To register for the town hall and submit questions, go to hivisnotacrime-etaf.org or text ETAF to 33777. The event is free.

The panelists will be Douglas Brooks, the executive director of community engagement at Gilead; Cecilia Chung, the director of evaluation and strategic initiatives at the Transgender Law Center, Robert Suttle, a social justice educator; and Rick Chavez Zbur, the executive director of Equality California. Journalist Sunny Hostin, of ABC’s The View, will host the event.

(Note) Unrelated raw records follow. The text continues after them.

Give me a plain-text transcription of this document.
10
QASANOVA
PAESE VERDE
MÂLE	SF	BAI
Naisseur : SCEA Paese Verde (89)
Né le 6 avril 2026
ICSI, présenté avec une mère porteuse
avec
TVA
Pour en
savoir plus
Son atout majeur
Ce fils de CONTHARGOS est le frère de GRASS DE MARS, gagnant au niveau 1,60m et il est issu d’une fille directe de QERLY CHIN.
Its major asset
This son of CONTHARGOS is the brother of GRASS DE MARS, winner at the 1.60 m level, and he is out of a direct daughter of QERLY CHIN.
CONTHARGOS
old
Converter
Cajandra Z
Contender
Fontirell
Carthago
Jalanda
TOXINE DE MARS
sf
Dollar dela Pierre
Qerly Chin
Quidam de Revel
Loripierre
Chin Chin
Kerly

Meanwhile, in its press release, the collective spells out these seven goals:

  • Significantly advance HIV decriminalization efforts in at least eight priority states;

  • Expand legal resources in the U.S. South and build powerful case law through litigation work;

  • Develop a network of Black attorneys to address HIV decriminalization;

  • Elevate HIV criminalization as a priority for intersecting movement groups focused on mass incarceration and policing;

  • Deploy compelling cultural productions and media interventions that shift narratives of blame and punishment;

  • Sustain a robust, grassroots decriminalization response that centers and elevates leadership by impacted communities: Black, Indigenous and People of Color (BIPOC), people living with HIV, people involved in the sex trade, substance users, imprisoned and detained people, people who access harm reduction services, immigrant and migrant populations, lesbian, gay, bisexual, transgender and queer (LGBTQ) people, people with disabilities, and no- and low-income people;

  • Contribute to visionary organizing and movement building for abolition of the criminalization of sex work, drug use, and imprisonment/detention-based economies; ending mass incarceration; and ensuring sanctuary and safety for all immigrants.